Over the past 24 hours, French fighter jets have continued to bombard supply bases located in northern Mali in order to flush out any Islamist rebels who are hiding out in the region. The additional bombings also comes at a time when Paris is placing added pressure on African troops to deploy as quickly as possible in order to take over the offensive. While all of the previously militant-controlled towns have been recaptured by French and Malian troops, MS Risk continues to advise vigilance throughout the country. Food and supplies in some parts of the north are beginning dwindle as many of the Arab and Tuareg traders have fled the region as a result of rising fears of reprisal attacks.
Amidst increasing fears that the rebels could re-group in the mountainous region, dozens of French fighter jets carried out massive air strikes on rebel logistics and training centers around Kidal over the weekend. The fighter jets focused on Tessalit, which is located about 200km (125 miles) north of Kidal, and which is the gateway to the Adrar des Ifoghas mountains. The bombings also focused on the mountainous region, which is located in the north-eastern area of the country, as it is believed that the terrain could provide the perfect hiding place for the militants. Speaking to the media in Paris, Foreign Minister Laurent Fabius indicated that the militants “have taken refuge in the north and the northeast but they can only stay there long-term if they have ways to replenish their supplies. So the army, in a very efficient manner, is stopping them from doing so.” Since the French military intervention began in Mali several weeks ago, extremist fighters have been fleeing to the Adrar des Ifoghas massif in the Kidal region, near the Algerian border. Although they have been driven out from their strongholds by French and Malian soldiers, the operation has been complicated as it is currently believed that the militants may be holding seven French hostages in the mountainous region.
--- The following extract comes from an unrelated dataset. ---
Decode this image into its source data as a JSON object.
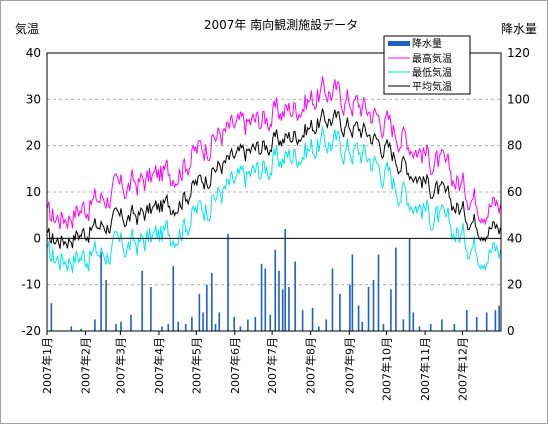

While Chadian and French forces continue to secure Kidal, the last militant stronghold in the north, France’s Foreign Minister has indicated that his country is keen to wrap up its leading role in the offensive, noting that French troops could rapidly withdraw from Timbuktu within weeks. France is now eager to pass the role over to some 8,000 African troops pledged for the UN-backed AFISMA force. However French President Francois Hollande stipulated during his visit to Mali over the weekend, that his country would not abandon Mali.
Meanwhile Niger’s President Mahamadou Issoufou has confirmed that French special forces are protecting one of the country’s largest uranium mines. Officials in France have also confirmed that a dozen special forces reservists are currently strengthening security at the site. The special forces will be protecting Areva, a French company, which plays a major role within Niger’s mining industry. Areva is also the world’s fifth-largest producer of uranium. The added protection to the site comes as a result of increasing threats to Western, and French interests throughout Africa, coupled with the recent hostage situation in Algeria. The added security is also in light of the fact that three years ago, Islamist militants kidnapped five French workers at the mine in Arlit, Niger. Four of them are still being held, along with three other hostages. They are believed to be somewhere in the northern region of Mali, not far from where French troops are battling al-Qaeda-linked rebels.